In Tiziana Panizza’s eye-opening “Book on Urban Thinking” there is a quote from Eero Saarinen: “In order to live we need space in which to live”. This sounds like a platitude. But it is not. Space means land. But although we often talk about the limits of the sea, of the sky, of air, much less often do we talk about the limits of land. But land also has its limits. It is not inexhaustible.

We are reaching the stage when in order to build buildings on virgin land, we will need to give proof that we have demolished a building of equal surface – this would be a sort of quid pro quo. And always remember that the planet needs open land because it needs to breathe.

What then are our future choices? Build with solely the planet in mind, or continue on the present catastrophic for the planet course? If we do not safeguard our free land, what will our future options be? To live on the sea, or even under water? Is that our dream for the future?

However much we make our architecture more environment-friendly, this will never suffice unless we reduce the size of the buildings we design. And also reduce their footprint.

A factor that undeniably leads to the need for more buildings and more housing across the globe is, as I have already said, the continuing increase of the world’s population. But also the exodus from poverty, which is of course welcome, but leads to greater building needs too, and, also, to greater energy consumption and pollution, as we have very dramatically seen in China, where the exodus from poverty has led to a significant increase in pollution.

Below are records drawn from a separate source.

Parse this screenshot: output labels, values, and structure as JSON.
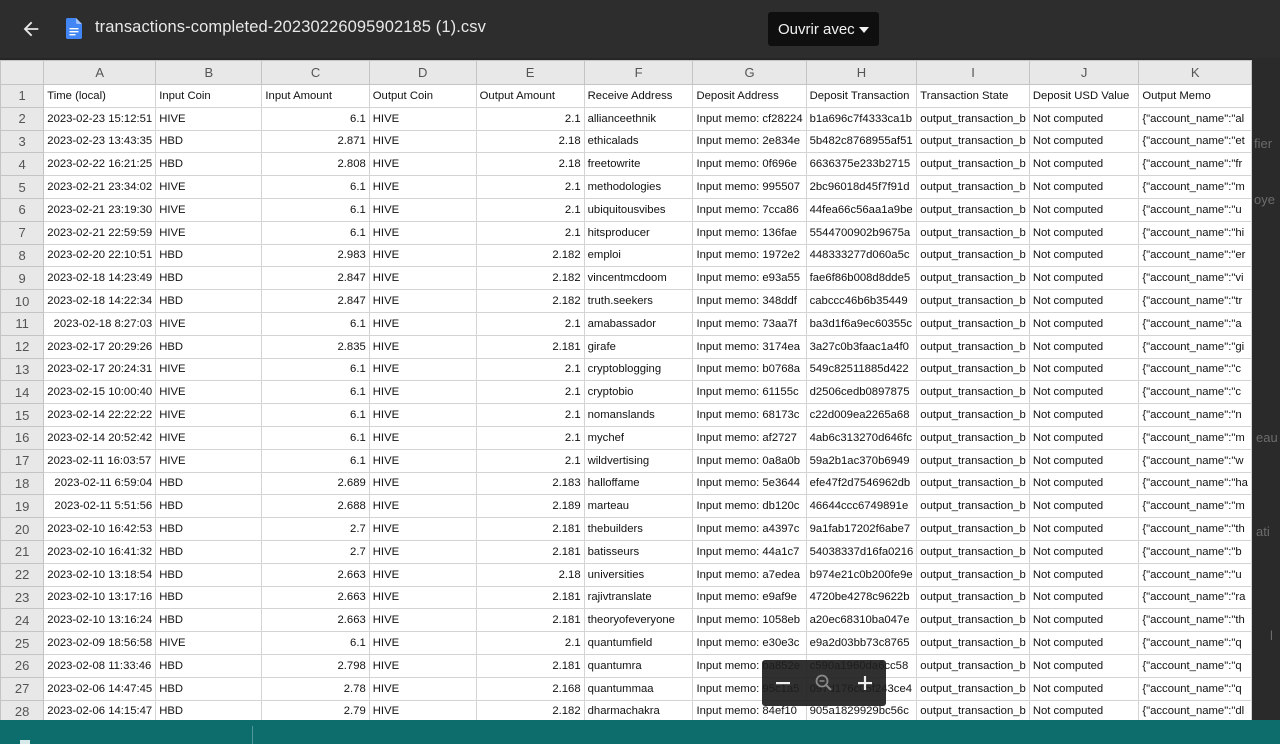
{
  "viewer": {
    "filename": "transactions-completed-20230226095902185 (1).csv",
    "open_with_label": "Ouvrir avec",
    "back_icon": "arrow-left-icon",
    "file_icon": "google-docs-icon"
  },
  "background_text": [
    "fier",
    "oye",
    "eau",
    "ati",
    "l"
  ],
  "sheet": {
    "columns": [
      "A",
      "B",
      "C",
      "D",
      "E",
      "F",
      "G",
      "H",
      "I",
      "J",
      "K"
    ],
    "headers": [
      "Time (local)",
      "Input Coin",
      "Input Amount",
      "Output Coin",
      "Output Amount",
      "Receive Address",
      "Deposit Address",
      "Deposit Transaction",
      "Transaction State",
      "Deposit USD Value",
      "Output Memo"
    ],
    "rows": [
      [
        "2023-02-23 15:12:51",
        "HIVE",
        "6.1",
        "HIVE",
        "2.1",
        "allianceethnik",
        "Input memo: cf28224",
        "b1a696c7f4333ca1b",
        "output_transaction_b",
        "Not computed",
        "{\"account_name\":\"al"
      ],
      [
        "2023-02-23 13:43:35",
        "HBD",
        "2.871",
        "HIVE",
        "2.18",
        "ethicalads",
        "Input memo: 2e834e",
        "5b482c8768955af51",
        "output_transaction_b",
        "Not computed",
        "{\"account_name\":\"et"
      ],
      [
        "2023-02-22 16:21:25",
        "HBD",
        "2.808",
        "HIVE",
        "2.18",
        "freetowrite",
        "Input memo: 0f696e",
        "6636375e233b2715",
        "output_transaction_b",
        "Not computed",
        "{\"account_name\":\"fr"
      ],
      [
        "2023-02-21 23:34:02",
        "HIVE",
        "6.1",
        "HIVE",
        "2.1",
        "methodologies",
        "Input memo: 995507",
        "2bc96018d45f7f91d",
        "output_transaction_b",
        "Not computed",
        "{\"account_name\":\"m"
      ],
      [
        "2023-02-21 23:19:30",
        "HIVE",
        "6.1",
        "HIVE",
        "2.1",
        "ubiquitousvibes",
        "Input memo: 7cca86",
        "44fea66c56aa1a9be",
        "output_transaction_b",
        "Not computed",
        "{\"account_name\":\"u"
      ],
      [
        "2023-02-21 22:59:59",
        "HIVE",
        "6.1",
        "HIVE",
        "2.1",
        "hitsproducer",
        "Input memo: 136fae",
        "5544700902b9675a",
        "output_transaction_b",
        "Not computed",
        "{\"account_name\":\"hi"
      ],
      [
        "2023-02-20 22:10:51",
        "HBD",
        "2.983",
        "HIVE",
        "2.182",
        "emploi",
        "Input memo: 1972e2",
        "448333277d060a5c",
        "output_transaction_b",
        "Not computed",
        "{\"account_name\":\"er"
      ],
      [
        "2023-02-18 14:23:49",
        "HBD",
        "2.847",
        "HIVE",
        "2.182",
        "vincentmcdoom",
        "Input memo: e93a55",
        "fae6f86b008d8dde5",
        "output_transaction_b",
        "Not computed",
        "{\"account_name\":\"vi"
      ],
      [
        "2023-02-18 14:22:34",
        "HBD",
        "2.847",
        "HIVE",
        "2.182",
        "truth.seekers",
        "Input memo: 348ddf",
        "cabccc46b6b35449",
        "output_transaction_b",
        "Not computed",
        "{\"account_name\":\"tr"
      ],
      [
        "2023-02-18 8:27:03",
        "HIVE",
        "6.1",
        "HIVE",
        "2.1",
        "amabassador",
        "Input memo: 73aa7f",
        "ba3d1f6a9ec60355c",
        "output_transaction_b",
        "Not computed",
        "{\"account_name\":\"a"
      ],
      [
        "2023-02-17 20:29:26",
        "HBD",
        "2.835",
        "HIVE",
        "2.181",
        "girafe",
        "Input memo: 3174ea",
        "3a27c0b3faac1a4f0",
        "output_transaction_b",
        "Not computed",
        "{\"account_name\":\"gi"
      ],
      [
        "2023-02-17 20:24:31",
        "HIVE",
        "6.1",
        "HIVE",
        "2.1",
        "cryptoblogging",
        "Input memo: b0768a",
        "549c82511885d422",
        "output_transaction_b",
        "Not computed",
        "{\"account_name\":\"c"
      ],
      [
        "2023-02-15 10:00:40",
        "HIVE",
        "6.1",
        "HIVE",
        "2.1",
        "cryptobio",
        "Input memo: 61155c",
        "d2506cedb0897875",
        "output_transaction_b",
        "Not computed",
        "{\"account_name\":\"c"
      ],
      [
        "2023-02-14 22:22:22",
        "HIVE",
        "6.1",
        "HIVE",
        "2.1",
        "nomanslands",
        "Input memo: 68173c",
        "c22d009ea2265a68",
        "output_transaction_b",
        "Not computed",
        "{\"account_name\":\"n"
      ],
      [
        "2023-02-14 20:52:42",
        "HIVE",
        "6.1",
        "HIVE",
        "2.1",
        "mychef",
        "Input memo: af2727",
        "4ab6c313270d646fc",
        "output_transaction_b",
        "Not computed",
        "{\"account_name\":\"m"
      ],
      [
        "2023-02-11 16:03:57",
        "HIVE",
        "6.1",
        "HIVE",
        "2.1",
        "wildvertising",
        "Input memo: 0a8a0b",
        "59a2b1ac370b6949",
        "output_transaction_b",
        "Not computed",
        "{\"account_name\":\"w"
      ],
      [
        "2023-02-11 6:59:04",
        "HBD",
        "2.689",
        "HIVE",
        "2.183",
        "halloffame",
        "Input memo: 5e3644",
        "efe47f2d7546962db",
        "output_transaction_b",
        "Not computed",
        "{\"account_name\":\"ha"
      ],
      [
        "2023-02-11 5:51:56",
        "HBD",
        "2.688",
        "HIVE",
        "2.189",
        "marteau",
        "Input memo: db120c",
        "46644ccc6749891e",
        "output_transaction_b",
        "Not computed",
        "{\"account_name\":\"m"
      ],
      [
        "2023-02-10 16:42:53",
        "HBD",
        "2.7",
        "HIVE",
        "2.181",
        "thebuilders",
        "Input memo: a4397c",
        "9a1fab17202f6abe7",
        "output_transaction_b",
        "Not computed",
        "{\"account_name\":\"th"
      ],
      [
        "2023-02-10 16:41:32",
        "HBD",
        "2.7",
        "HIVE",
        "2.181",
        "batisseurs",
        "Input memo: 44a1c7",
        "54038337d16fa0216",
        "output_transaction_b",
        "Not computed",
        "{\"account_name\":\"b"
      ],
      [
        "2023-02-10 13:18:54",
        "HBD",
        "2.663",
        "HIVE",
        "2.18",
        "universities",
        "Input memo: a7edea",
        "b974e21c0b200fe9e",
        "output_transaction_b",
        "Not computed",
        "{\"account_name\":\"u"
      ],
      [
        "2023-02-10 13:17:16",
        "HBD",
        "2.663",
        "HIVE",
        "2.181",
        "rajivtranslate",
        "Input memo: e9af9e",
        "4720be4278c9622b",
        "output_transaction_b",
        "Not computed",
        "{\"account_name\":\"ra"
      ],
      [
        "2023-02-10 13:16:24",
        "HBD",
        "2.663",
        "HIVE",
        "2.181",
        "theoryofeveryone",
        "Input memo: 1058eb",
        "a20ec68310ba047e",
        "output_transaction_b",
        "Not computed",
        "{\"account_name\":\"th"
      ],
      [
        "2023-02-09 18:56:58",
        "HIVE",
        "6.1",
        "HIVE",
        "2.1",
        "quantumfield",
        "Input memo: e30e3c",
        "e9a2d03bb73c8765",
        "output_transaction_b",
        "Not computed",
        "{\"account_name\":\"q"
      ],
      [
        "2023-02-08 11:33:46",
        "HBD",
        "2.798",
        "HIVE",
        "2.181",
        "quantumra",
        "Input memo: ba852e",
        "c590a1960da6cc58",
        "output_transaction_b",
        "Not computed",
        "{\"account_name\":\"q"
      ],
      [
        "2023-02-06 14:47:45",
        "HBD",
        "2.78",
        "HIVE",
        "2.168",
        "quantummaa",
        "Input memo: 95c1a5",
        "097d176c05f243ce4",
        "output_transaction_b",
        "Not computed",
        "{\"account_name\":\"q"
      ],
      [
        "2023-02-06 14:15:47",
        "HBD",
        "2.79",
        "HIVE",
        "2.182",
        "dharmachakra",
        "Input memo: 84ef10",
        "905a1829929bc56c",
        "output_transaction_b",
        "Not computed",
        "{\"account_name\":\"dl"
      ]
    ]
  },
  "zoom": {
    "out_icon": "minus-icon",
    "reset_icon": "magnifier-icon",
    "in_icon": "plus-icon"
  }
}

So we need to compensate for all these increases in demand for livable space through the architecture we create – all of our architecture, including affordable housing.

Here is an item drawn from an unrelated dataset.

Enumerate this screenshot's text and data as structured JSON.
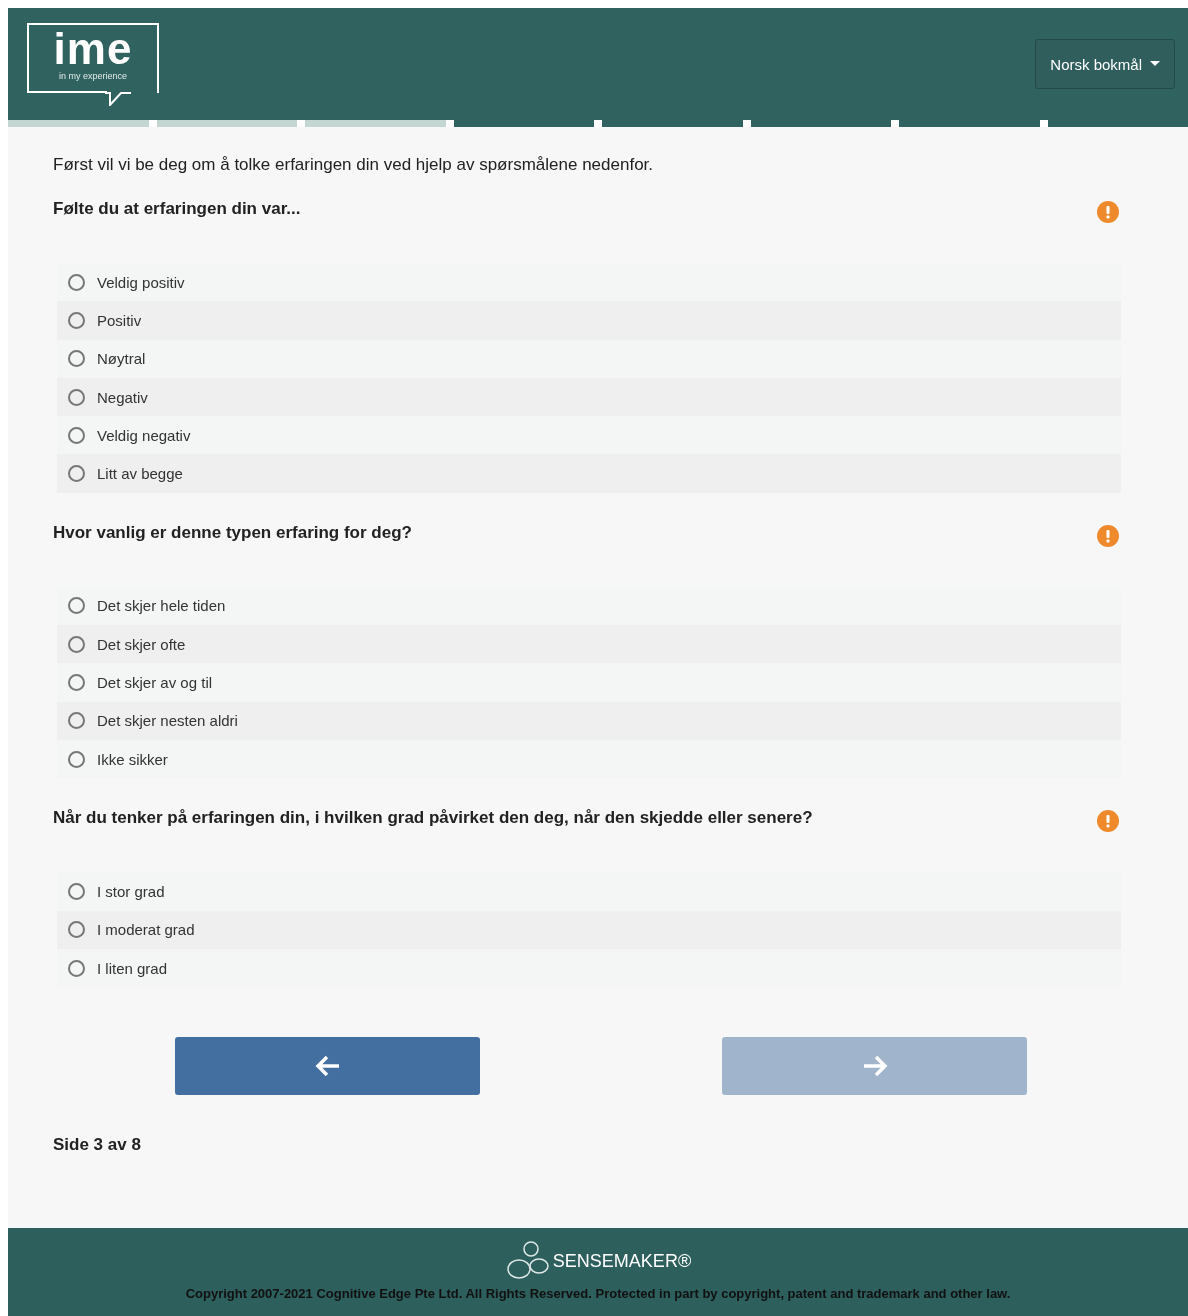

Intelligent ways can and must be found to lessen the overall size of buildings and their footprint, and very particularly their footprint on free and vacant land. Size matters, footprint matters, the balance between built and paved land as juxtaposed to unbuilt and unpaved land matters for the survival of the planet.

For me personally, the most significant lesson has been my own country house. Built on a very large piece of seaside land, it is only 90sq.m. in size, and with only limited external paved areas. It is accessible only on foot through a 120m long footpath starting from where the public road ends.

The biggest vindication for me is that my children and grandchildren do not want it any bigger. So what for me had been an instinctive decision, for them it is already an ingrained belief. And we are all in content, and the planet has been respected.

The reason why this Madrid AHA Forum is so important is that it deals with types of buildings that are repetitive – because housing often is. Housing and repetitive housing can have an influence on climate and on the planet – as long as we downsize these buildings and what goes with them.

One-off signature buildings mean nothing for the planet. They are the wrong architectural role models.

Yes, we need affordable housing and affordable buildings

  • Affordable for those that build – the state or whoever funds the housing
  • Affordable for those that finance by themselves
  • And, most importantly, affordable for the planet

Has the time now come for a different logic, for a logic more compatible with the challenges of climate change? Has the time come for us to build smaller buildings, and to live, us ourselves, a less wasteful in everything life?

And that this smaller footprint be the contribution of each one of us, and also a marker of our sensitivity towards broader values. And a statement that the survival of the planet matters for us.

If this sounds like a plea and entreaty; yes it is.

Let us use this Madrid Forum as an alarm bell about the size of our buildings, the size of infrastructures and the size of our lifestyles.

Let us say “build small, live small”. And let this be our contribution for a more sane use of that precious gift – free and open land.

If, however, we have the impunity to carry on with our present way of building and living, regardless of other considerations, listen to what poet Heinrich Heine once said to his wife:

“Don’t be afraid my dear, God will forgive me, that’s his job.”

In our case will he, should he?

“I don’t think that posterity has the right to forgive”.

This is what Elon Amos said in his book “The pity of it all”.

And how right he was. Posterity does not have the right to forgive.